Specifically, the NGFA supported the CFTC’s proposed regulations for not imposing additional regulatory restrictions on agricultural swaps than would apply to non-agricultural swap products, noting that safeguards added under the Dodd-Frank law provide “more-than-ample protection in the swaps marketplace for both agricultural and non-agricultural swaps.” The financial regulatory reform law changed the regulatory structure for all swaps and instituted several safeguards, including a requirement that only eligible contract participants engage in swaps unless cleared through a designated contract market. It also mandated registration, reporting, business standards, and capital and margining requirements for swap dealers and major swap participants. Given these safeguards, the NGFA said, “there is no compelling reason to place additional burdens on agricultural swaps.”
Established in 1896, the NGFA is the nation’s largest trade association comprising commercial hedgers of grains, oilseeds, feed ingredients and grain products.
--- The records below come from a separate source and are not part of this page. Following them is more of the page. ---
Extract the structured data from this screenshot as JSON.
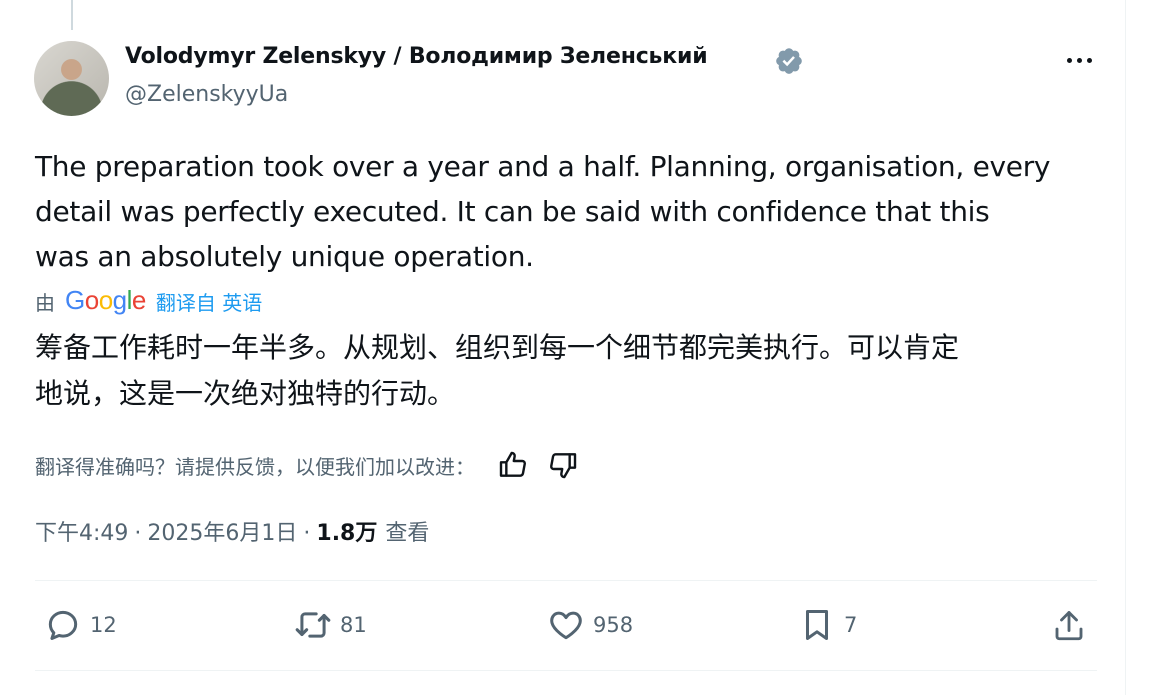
{
  "author": {
    "display_name": "Volodymyr Zelenskyy / Володимир Зеленський",
    "handle": "@ZelenskyyUa"
  },
  "tweet": {
    "lines": [
      "The preparation took over a year and a half. Planning, organisation, every",
      "detail was perfectly executed. It can be said with confidence that this",
      "was an absolutely unique operation."
    ]
  },
  "translation": {
    "by_label": "由",
    "google": [
      "G",
      "o",
      "o",
      "g",
      "l",
      "e"
    ],
    "translated_from": "翻译自 英语",
    "lines": [
      "筹备工作耗时一年半多。从规划、组织到每一个细节都完美执行。可以肯定",
      "地说，这是一次绝对独特的行动。"
    ],
    "feedback_prompt": "翻译得准确吗？请提供反馈，以便我们加以改进："
  },
  "meta": {
    "time": "下午4:49",
    "separator": "·",
    "date": "2025年6月1日",
    "views_count": "1.8万",
    "views_label": "查看"
  },
  "actions": {
    "replies": "12",
    "reposts": "81",
    "likes": "958",
    "bookmarks": "7"
  },
  "icons": {
    "verified": "verified-badge-icon",
    "more": "more-icon",
    "reply": "reply-icon",
    "repost": "repost-icon",
    "like": "heart-icon",
    "bookmark": "bookmark-icon",
    "share": "share-icon",
    "thumbs_up": "thumbs-up-icon",
    "thumbs_down": "thumbs-down-icon"
  },
  "colors": {
    "accent": "#1d9bf0",
    "secondary_text": "#536471",
    "verified": "#829aab"
  }
}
It comprises more than 1,000-member companies that operate more than 7,000 facilities and handle more than 70 percent of the U.S. grain and oilseed crop. Affiliated with the NGFA are 26 state and regional grain and feed trade associations. The NGFA also has strategic alliances with the North American Export Grain Association and Pet Food Institute.
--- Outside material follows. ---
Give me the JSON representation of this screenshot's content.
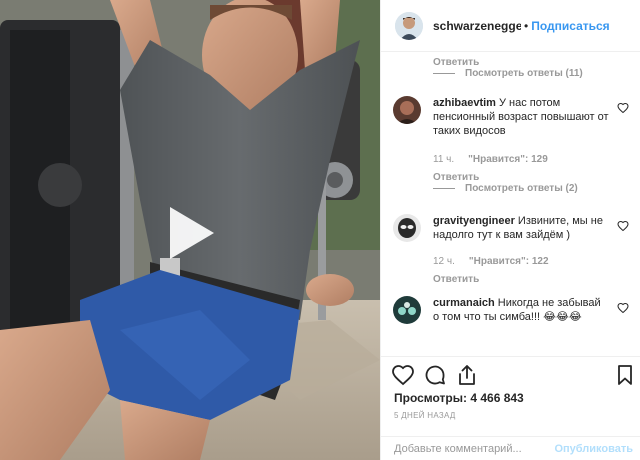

In its statement, the NGFA also said that by defining agricultural trade options as swaps, the Dodd-Frank law could result in enhanced development and use of such products, as well as a broader range of risk-management tools. Agricultural trade options are off-exchange options that provide the right, but not the obligation, to make or take delivery of a specified commodity at a specified price within a specific time period.
The NGFA noted that previous CFTC regulations governing agricultural trade options had been “unwieldy” and overly restrictive, with high net worth requirements imposed on potential participants that resulted in such products largely being unused. The association also noted that the regulations would implement lower net worth requirements for “eligible contract participants” that could engage in swap transactions, including those for agricultural commodities.
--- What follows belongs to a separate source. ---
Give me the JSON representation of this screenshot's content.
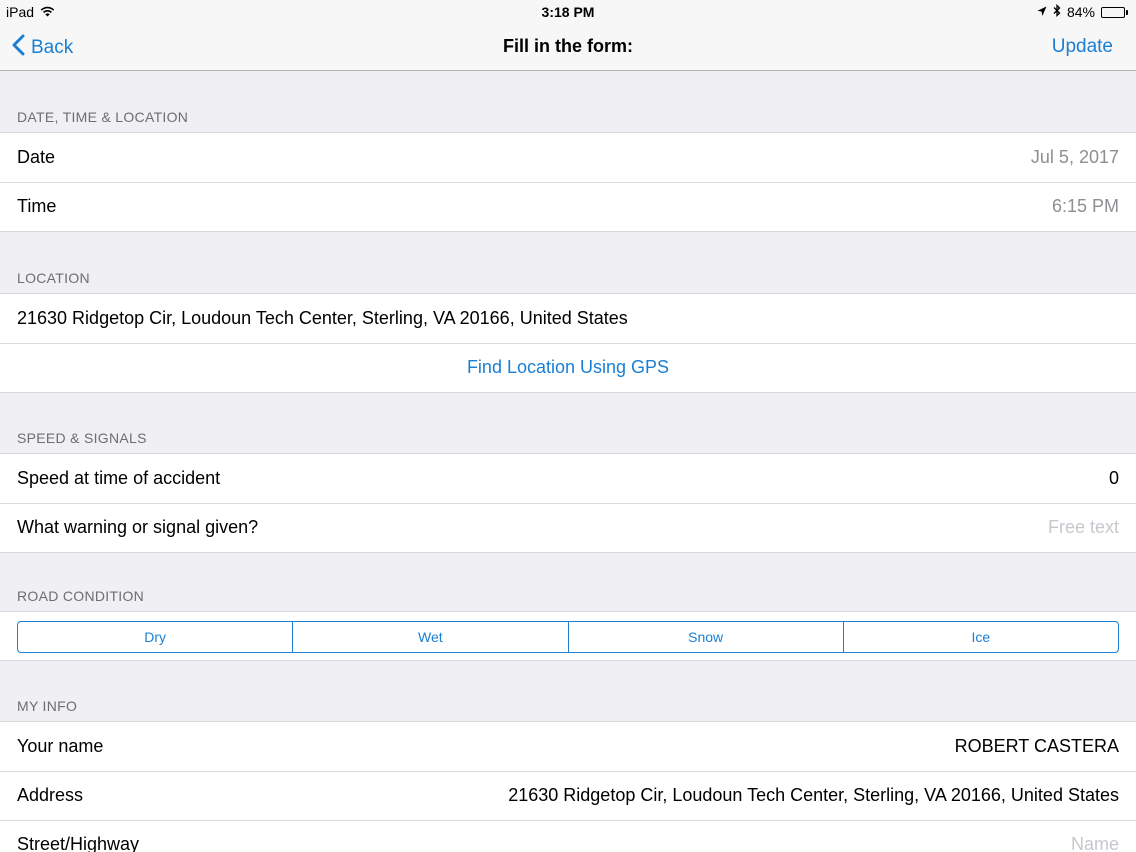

Finally, while not part of this particular CFTC rulemaking, the NGFA also used the opportunity to reiterate its strong support for the agency implementing a “robust end-user exemption” from the mandatory clearing, capital and margin requirements as authorized under the Dodd-Frank law. Congress included a provision in the law that exempts commercial end-users of swaps from the clearing requirement so as not to burden them or their customers with added transaction costs, and in recognition that such commercial end-users present a much lower risk than financial entities that enter into swaps for investment or speculative purposes.
As it had done previously in responding to a separate CFTC rulemaking on the end-user exemption, the NGFA urged the agency to issue a final rule that also exempts counterparties of end-users from such requirements. Doing so, the NGFA said, would avoid additional costs and regulatory burdens that would “trickle down” to end-users, and ultimately their customers.